On, Archives! A Conference on Media, Theater, and History was a fitting tribute to the Wisconsin Center. Featuring a special symposium on broadcasting in the 1930s and a variety of other offerings on all manner of topics, the four-day conference saw a diverse group of scholars from North America, Europe, and the United Kingdom engage in a series of panels that drew many useful connections across eras, nations, and media forms. The presentations and discussions consistently reinforced this need to examine issues and events in terms of broader contexts, whether it be the historical longue durée or the transnational development of mass media systems. It also emphasized the central role of archival research in these endeavors.
The 1930s were a particularly critical decade in radio’s development as a mass medium and this era was addressed from a number of perspectives. Len Kuffert examined the development of taste communities in relation to Canadian radio during this period. Hans-Ulrich Wagner looked at the relationship between the prevailing regional identities and the emergent national culture in German radio of the 1930s. Anne F. MacLennan presented some of the early findings of her Remembering Radio project, which seeks to preserve and analyze the recollections of those Canadians who participated in this early period when individuals were still ‘learning how to listen’. Sian Nicholas also presented her findings pertaining to 1930s radio columns in Britain. Her analysis elucidated the relationship between print and broadcast media forms during this period, highlighting the role of newspaper writers in the production of meanings around the BBC. Nicholas astutely reminded those in attendance that the the BBC had served a discursive “function” for various social actors during this period, and that these early formulations established the basis for the way in which the BBC would be perceived in the decades to come. Jason Loviglio’s paper analyzed the aesthetic and thematic similarities between 1930s radio soaps and contemporary NPR hit “This American Life” to interrogate the meaning of the medium’s representations of domesticity in different eras. His presentation provided a timely reminder that contemporary radio is deserving of increased attention from media scholars.
There were many fine presentations of archival research, but there were also presentations that examined the role of the archive and the researcher in contemporary life. Tim Wall and Paul Long of Birmingham City University called for academics to consider how they might operate as public service intellectuals. They asserted that, beyond the more conventional practices of conducting archival research and examining the institutions behind them, academics might have an important role to play in preservation and cultural memory projects. Long’s presentation detailed his attempts to secure the resources needed to clean and catalogue the collection of deceased BBC producer Philip Donnellan. This provided a tangible example of the way in which such efforts of advocacy and facilitation might help to turn buried collections into accessible archives.

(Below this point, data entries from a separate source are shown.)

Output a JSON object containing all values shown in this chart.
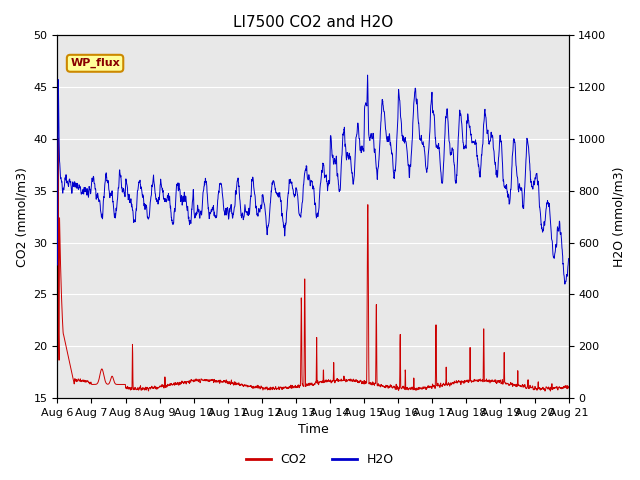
{
  "title": "LI7500 CO2 and H2O",
  "xlabel": "Time",
  "ylabel_left": "CO2 (mmol/m3)",
  "ylabel_right": "H2O (mmol/m3)",
  "ylim_left": [
    15,
    50
  ],
  "ylim_right": [
    0,
    1400
  ],
  "co2_color": "#cc0000",
  "h2o_color": "#0000cc",
  "background_color": "#ffffff",
  "plot_bg_color": "#e8e8e8",
  "grid_color": "#ffffff",
  "annotation_text": "WP_flux",
  "annotation_bg": "#ffff99",
  "annotation_border": "#cc8800",
  "legend_co2": "CO2",
  "legend_h2o": "H2O",
  "title_fontsize": 11,
  "label_fontsize": 9,
  "tick_fontsize": 8,
  "day_labels": [
    "Aug 6",
    "Aug 7",
    "Aug 8",
    "Aug 9",
    "Aug 10",
    "Aug 11",
    "Aug 12",
    "Aug 13",
    "Aug 14",
    "Aug 15",
    "Aug 16",
    "Aug 17",
    "Aug 18",
    "Aug 19",
    "Aug 20",
    "Aug 21"
  ]
}
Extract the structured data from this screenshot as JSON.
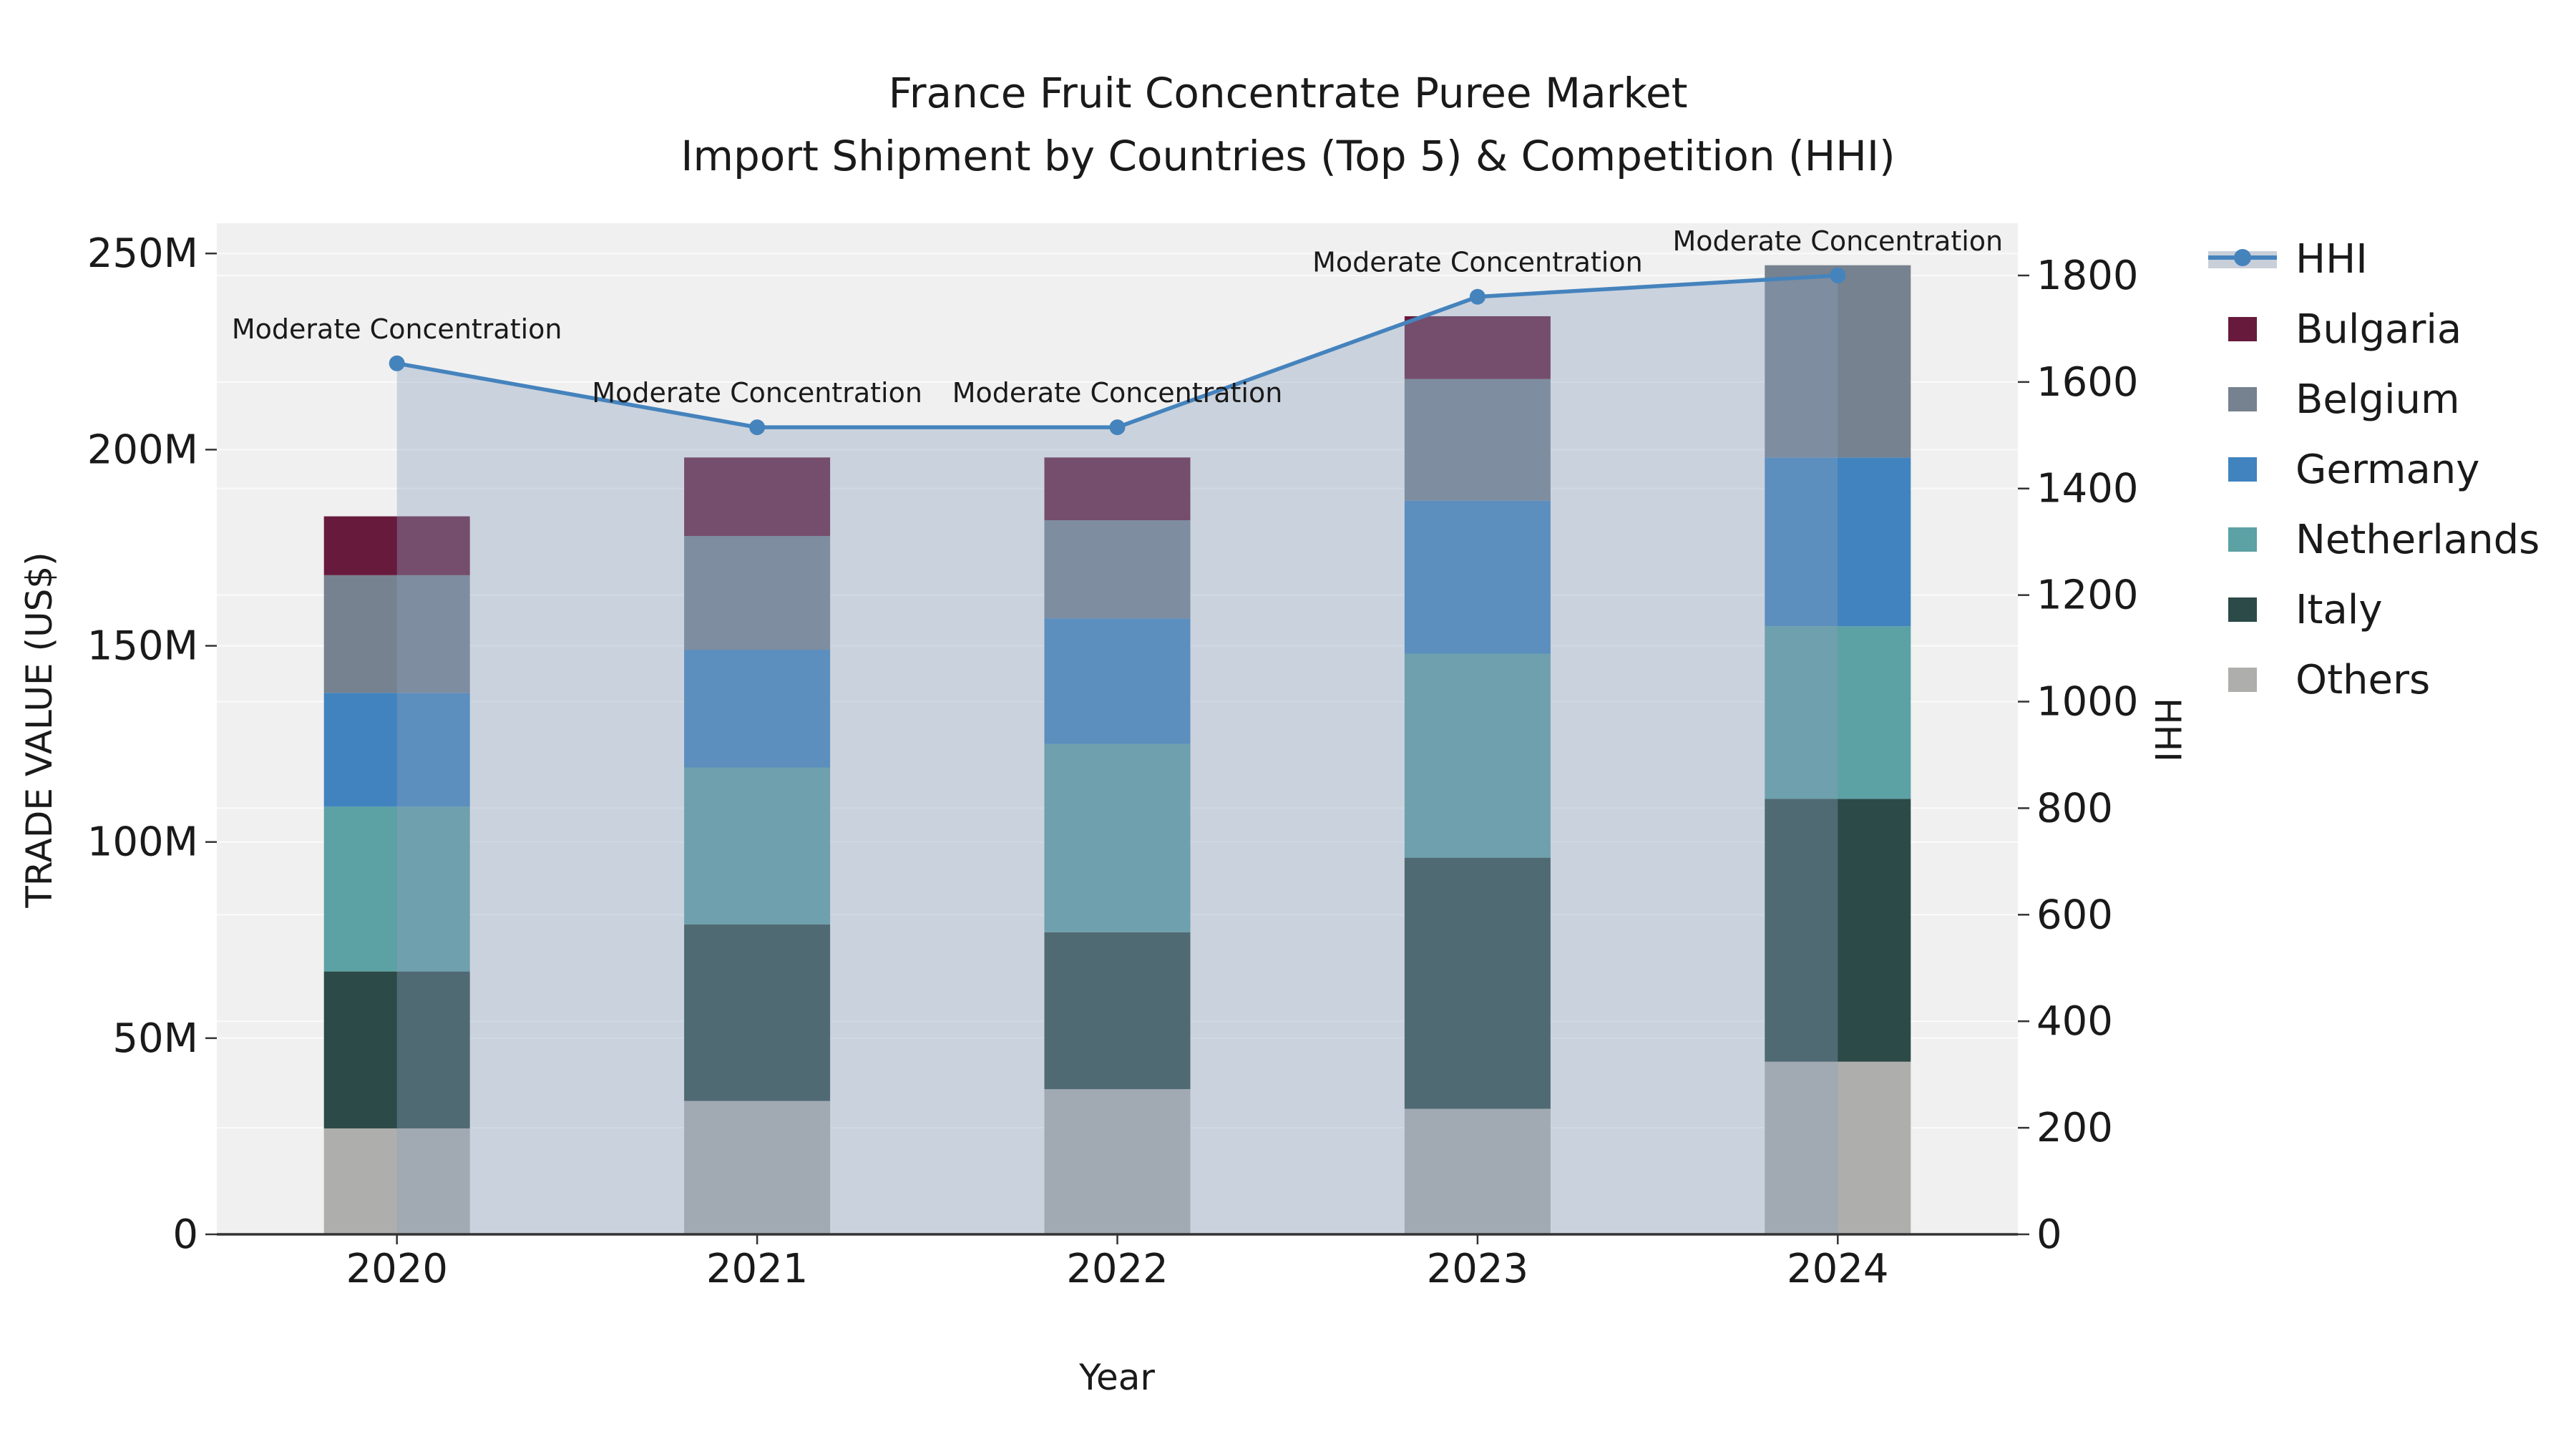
{
  "title": {
    "line1": "France Fruit Concentrate Puree Market",
    "line2": "Import Shipment by Countries (Top 5) & Competition (HHI)"
  },
  "axes": {
    "x_title": "Year",
    "y_left_title": "TRADE VALUE (US$)",
    "y_right_title": "HHI",
    "y_left_ticks": [
      {
        "value": 0,
        "label": "0"
      },
      {
        "value": 50,
        "label": "50M"
      },
      {
        "value": 100,
        "label": "100M"
      },
      {
        "value": 150,
        "label": "150M"
      },
      {
        "value": 200,
        "label": "200M"
      },
      {
        "value": 250,
        "label": "250M"
      }
    ],
    "y_right_ticks": [
      {
        "value": 0,
        "label": "0"
      },
      {
        "value": 200,
        "label": "200"
      },
      {
        "value": 400,
        "label": "400"
      },
      {
        "value": 600,
        "label": "600"
      },
      {
        "value": 800,
        "label": "800"
      },
      {
        "value": 1000,
        "label": "1000"
      },
      {
        "value": 1200,
        "label": "1200"
      },
      {
        "value": 1400,
        "label": "1400"
      },
      {
        "value": 1600,
        "label": "1600"
      },
      {
        "value": 1800,
        "label": "1800"
      }
    ]
  },
  "legend": {
    "items": [
      {
        "label": "HHI",
        "color": "#4583bd",
        "kind": "line",
        "band_color": "#c9cfd9"
      },
      {
        "label": "Bulgaria",
        "color": "#681a3c",
        "kind": "swatch"
      },
      {
        "label": "Belgium",
        "color": "#76828f",
        "kind": "swatch"
      },
      {
        "label": "Germany",
        "color": "#4083bf",
        "kind": "swatch"
      },
      {
        "label": "Netherlands",
        "color": "#5ca1a4",
        "kind": "swatch"
      },
      {
        "label": "Italy",
        "color": "#2c4a47",
        "kind": "swatch"
      },
      {
        "label": "Others",
        "color": "#aeaeac",
        "kind": "swatch"
      }
    ]
  },
  "colors": {
    "plot_background": "#f0f0f0",
    "figure_background": "#ffffff",
    "gridline": "#fbfbfb",
    "axis_spine": "#333333",
    "hhi_line": "#4583bd",
    "hhi_area_fill": "rgba(139,160,188,0.38)",
    "text": "#1a1a1a"
  },
  "chart_data": {
    "type": "bar+line",
    "title": "France Fruit Concentrate Puree Market — Import Shipment by Countries (Top 5) & Competition (HHI)",
    "xlabel": "Year",
    "ylabel_left": "TRADE VALUE (US$)",
    "ylabel_right": "HHI",
    "categories": [
      "2020",
      "2021",
      "2022",
      "2023",
      "2024"
    ],
    "unit": "M US$",
    "stack_order_bottom_to_top": [
      "Others",
      "Italy",
      "Netherlands",
      "Germany",
      "Belgium",
      "Bulgaria"
    ],
    "series": [
      {
        "name": "Others",
        "color": "#aeaeac",
        "values": [
          27,
          34,
          37,
          32,
          44
        ]
      },
      {
        "name": "Italy",
        "color": "#2c4a47",
        "values": [
          40,
          45,
          40,
          64,
          67
        ]
      },
      {
        "name": "Netherlands",
        "color": "#5ca1a4",
        "values": [
          42,
          40,
          48,
          52,
          44
        ]
      },
      {
        "name": "Germany",
        "color": "#4083bf",
        "values": [
          29,
          30,
          32,
          39,
          43
        ]
      },
      {
        "name": "Belgium",
        "color": "#76828f",
        "values": [
          30,
          29,
          25,
          31,
          49
        ]
      },
      {
        "name": "Bulgaria",
        "color": "#681a3c",
        "values": [
          15,
          20,
          16,
          16,
          0
        ]
      }
    ],
    "bar_totals": [
      183,
      198,
      198,
      234,
      247
    ],
    "line": {
      "name": "HHI",
      "color": "#4583bd",
      "values": [
        1635,
        1515,
        1515,
        1760,
        1800
      ],
      "area_fill": "rgba(139,160,188,0.38)",
      "annotations": [
        "Moderate Concentration",
        "Moderate Concentration",
        "Moderate Concentration",
        "Moderate Concentration",
        "Moderate Concentration"
      ]
    },
    "y_left": {
      "min": 0,
      "max": 257.7,
      "grid_values": [
        50,
        100,
        150,
        200,
        250
      ]
    },
    "y_right": {
      "min": 0,
      "max": 1898,
      "grid_values": [
        200,
        400,
        600,
        800,
        1000,
        1200,
        1400,
        1600,
        1800
      ]
    },
    "grid": true,
    "legend_position": "right"
  }
}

On, Archives! featured a number of excellent keynote addresses. Tino Balio initiated the proceedings with a history of the early years of the Wisconsin Center for Film and Theater Research. Kate Lacey concluded the first day with an excellent address that used her research in 1930s radio in Britain to urge those in attendance to look beyond the gendered active/passive dichotomy that pervades so much thinking about media engagement. Her talk set the tone for a number of addresses that would deploy archival findings as a mechanism through which to interrogate dominant discursive constructs. On Wednesday, Matthew Bernstein talked about his own experiences as a film researcher in the Wisconsin archives, while noted film theorist and historian Marc Vernet gave the final keynote on Thursday in which he addressed the relationship between film theory and film history at the present juncture.

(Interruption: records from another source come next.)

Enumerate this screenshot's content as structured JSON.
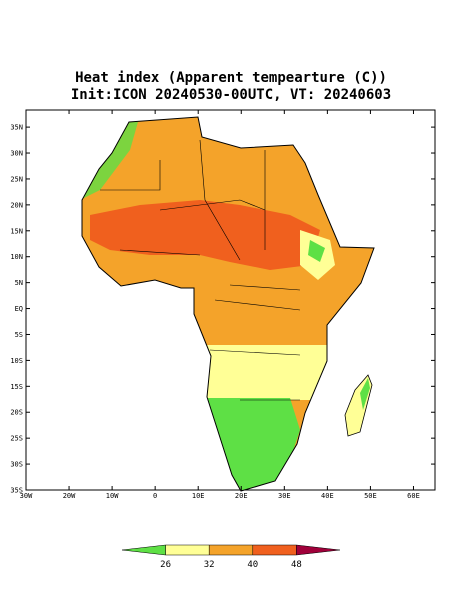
{
  "title": [
    "Heat index (Apparent tempearture (C))",
    "Init:ICON 20240530-00UTC, VT: 20240603"
  ],
  "map": {
    "xlim": [
      -30,
      65
    ],
    "ylim": [
      -35,
      38.3
    ],
    "xticks": [
      {
        "value": -30,
        "label": "30W"
      },
      {
        "value": -20,
        "label": "20W"
      },
      {
        "value": -10,
        "label": "10W"
      },
      0,
      {
        "value": 10,
        "label": "10E"
      },
      {
        "value": 20,
        "label": "20E"
      },
      {
        "value": 30,
        "label": "30E"
      },
      {
        "value": 40,
        "label": "40E"
      },
      {
        "value": 50,
        "label": "50E"
      },
      {
        "value": 60,
        "label": "60E"
      }
    ],
    "yticks": [
      {
        "value": 35,
        "label": "35N"
      },
      {
        "value": 30,
        "label": "30N"
      },
      {
        "value": 25,
        "label": "25N"
      },
      {
        "value": 20,
        "label": "20N"
      },
      {
        "value": 15,
        "label": "15N"
      },
      {
        "value": 10,
        "label": "10N"
      },
      {
        "value": 5,
        "label": "5N"
      },
      {
        "value": 0,
        "label": "EQ"
      },
      {
        "value": -5,
        "label": "5S"
      },
      {
        "value": -10,
        "label": "10S"
      },
      {
        "value": -15,
        "label": "15S"
      },
      {
        "value": -20,
        "label": "20S"
      },
      {
        "value": -25,
        "label": "25S"
      },
      {
        "value": -30,
        "label": "30S"
      },
      {
        "value": -35,
        "label": "35S"
      }
    ]
  },
  "colorbar": {
    "ticks": [
      26,
      32,
      40,
      48
    ],
    "colors": [
      "#5ee045",
      "#ffff96",
      "#f4a32a",
      "#f0601e",
      "#a0003a"
    ]
  }
}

Obviously, On, Archives! featured far more than I can cover in this very limited report. The conference has to be considered a tremendous success on all fronts. It boasted excellent presentations, invigorating discussions, and thought-provoking keynotes. It even featured an active Twitter backchannel via the #OnArchives hashtag. More than this, it generated a sense of excitement about archival work and its role in contemporary scholarship and public life. While the event may be over, it seems that it has inspired many conversations that are only just beginning.